How to build a Plinko board of words from a dictionary better than brute force?

Pretend the V W X Y Z on the bottom here actually complete words.

    B
   A O
  I R N
 T N E D
V W X Y Z

We can implement a backtracking search with heuristics so strict, it seems unlikely any wrong path would go very far.

Insert all the n sized words that begin with the same letter in a simple tree as below. Now perform a depth first search, asserting the following: each successive level needs one additional "shared" letter, meaning p(letter) instances of it on that level, with the additional requirement that their two children are the same letters (e.g., the two Rs in parentheses on level 2 could be a "shared" letter because their children are the same).

What is p(letter)? Pascal's triangle of course! n choose r is exactly the number of instances of the letter needed on the relevant level of this simple tree, according to the Plinko board. On level 3, if we've chosen R and R, we'll need 3 Ns and 3 Es to express the "shared" letters on that level. And each of the 3 Ns must have the same children letters (W,X in this case), and each of the 3 Es must also (X,Y).

                     B
            /                 \
          A                     O
      /       \             /       \   
     I        (R)         (R)        N
    / \       / \         / \       / \
   T  (N)   (N)  E      (N)  E     E   D
  V W W X   W X X Y     W X X Y   X Y Y Z

4 W's, 6 X's, 4 Y's 

UPDATE

Out of curiosity, here's some Python code :)

from itertools import combinations
from copy import deepcopy

# assumes words all start
# with the same letter and
# are of the same length
def insert(word, i, tree):
  if i == len(word):
    return
  if word[i] in tree:
    insert(word, i + 1, tree[word[i]])
  else:
    tree[word[i]] = {}
    insert(word, i + 1, tree[word[i]])

# Pascal's triangle
def get_next_needed(needed):
  next_needed = [[1, None, 0]] + [None] * (len(needed) - 1) + [[1, None, 0]]

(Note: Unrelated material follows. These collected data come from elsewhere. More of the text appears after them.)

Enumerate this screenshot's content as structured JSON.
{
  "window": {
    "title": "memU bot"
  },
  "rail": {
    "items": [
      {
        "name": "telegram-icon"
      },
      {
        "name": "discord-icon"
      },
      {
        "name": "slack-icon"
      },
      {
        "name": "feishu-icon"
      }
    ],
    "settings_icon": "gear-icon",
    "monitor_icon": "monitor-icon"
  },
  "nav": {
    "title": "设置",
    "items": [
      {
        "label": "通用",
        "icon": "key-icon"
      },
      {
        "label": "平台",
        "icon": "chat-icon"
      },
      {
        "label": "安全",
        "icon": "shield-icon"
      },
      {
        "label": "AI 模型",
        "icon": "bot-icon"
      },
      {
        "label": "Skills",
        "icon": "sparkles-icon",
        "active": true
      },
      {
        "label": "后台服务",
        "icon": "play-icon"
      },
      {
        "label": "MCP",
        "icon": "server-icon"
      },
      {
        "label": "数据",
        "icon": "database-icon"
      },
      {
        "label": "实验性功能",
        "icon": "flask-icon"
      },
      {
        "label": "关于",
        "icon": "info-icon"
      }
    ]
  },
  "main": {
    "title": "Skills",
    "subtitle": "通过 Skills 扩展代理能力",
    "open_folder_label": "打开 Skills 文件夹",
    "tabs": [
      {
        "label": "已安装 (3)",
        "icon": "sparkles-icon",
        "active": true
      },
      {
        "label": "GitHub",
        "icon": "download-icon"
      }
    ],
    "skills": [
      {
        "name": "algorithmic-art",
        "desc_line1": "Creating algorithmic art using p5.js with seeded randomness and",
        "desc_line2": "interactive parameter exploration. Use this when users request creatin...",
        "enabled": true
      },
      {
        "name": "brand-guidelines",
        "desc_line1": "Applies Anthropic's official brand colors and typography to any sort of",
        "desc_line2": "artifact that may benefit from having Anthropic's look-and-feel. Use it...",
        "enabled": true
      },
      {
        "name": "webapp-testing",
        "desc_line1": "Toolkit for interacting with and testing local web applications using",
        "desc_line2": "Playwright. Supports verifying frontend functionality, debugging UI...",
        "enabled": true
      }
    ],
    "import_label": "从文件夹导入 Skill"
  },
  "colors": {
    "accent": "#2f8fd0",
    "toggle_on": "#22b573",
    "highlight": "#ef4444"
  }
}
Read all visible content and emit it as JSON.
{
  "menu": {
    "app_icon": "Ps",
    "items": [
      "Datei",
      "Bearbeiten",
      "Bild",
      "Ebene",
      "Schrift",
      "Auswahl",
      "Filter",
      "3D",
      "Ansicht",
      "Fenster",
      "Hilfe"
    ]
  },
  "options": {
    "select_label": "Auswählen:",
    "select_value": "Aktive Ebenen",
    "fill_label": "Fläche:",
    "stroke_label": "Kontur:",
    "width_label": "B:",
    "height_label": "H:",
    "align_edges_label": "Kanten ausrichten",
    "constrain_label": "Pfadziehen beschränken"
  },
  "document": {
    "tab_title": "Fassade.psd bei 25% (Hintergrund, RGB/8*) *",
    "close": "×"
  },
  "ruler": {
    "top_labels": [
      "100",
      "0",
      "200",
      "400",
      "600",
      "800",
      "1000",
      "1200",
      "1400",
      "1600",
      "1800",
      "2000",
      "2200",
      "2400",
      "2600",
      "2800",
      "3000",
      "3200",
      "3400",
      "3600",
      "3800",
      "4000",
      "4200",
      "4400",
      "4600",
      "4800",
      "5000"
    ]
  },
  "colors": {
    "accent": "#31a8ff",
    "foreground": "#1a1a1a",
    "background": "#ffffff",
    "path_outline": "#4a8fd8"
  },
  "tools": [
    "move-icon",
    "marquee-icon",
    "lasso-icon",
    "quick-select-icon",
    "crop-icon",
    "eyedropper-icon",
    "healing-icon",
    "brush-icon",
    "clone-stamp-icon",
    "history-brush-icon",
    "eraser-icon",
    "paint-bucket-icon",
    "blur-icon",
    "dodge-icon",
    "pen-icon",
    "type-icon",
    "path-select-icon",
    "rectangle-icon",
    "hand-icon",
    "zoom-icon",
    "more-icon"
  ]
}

  for i, _ in enumerate(needed):
    if i == len(needed) - 1:
      next_needed[i + 1] = [1, None, 0]
    else:
      next_needed[i + 1] = [needed[i][0] + needed[i+1][0], None, 0]
  return next_needed

def get_candidates(next_needed, chosen, parents):
  global log
  if log:
    print "get_candidates: parents: %s" % parents
  # For each chosen node we need two children.
  # The corners have only one shared node, while
  # the others in each group are identical AND
  # must have all have a pair of children identical
  # to the others' in the group. Additionally, the
  # share sequence matches at the ends of each group.
  #    I       (R)     (R)      N
  #   / \      / \     / \     / \
  #  T  (N)  (N)  E  (N)  E   E   D

  # Iterate over the parents, choosing
  # two nodes for each one
  def g(cs, s, seq, i, h):
    if log:
      print "cs, seq, s, i, h: %s, %s, %s, %s, %s" % (cs, s, seq, i, h)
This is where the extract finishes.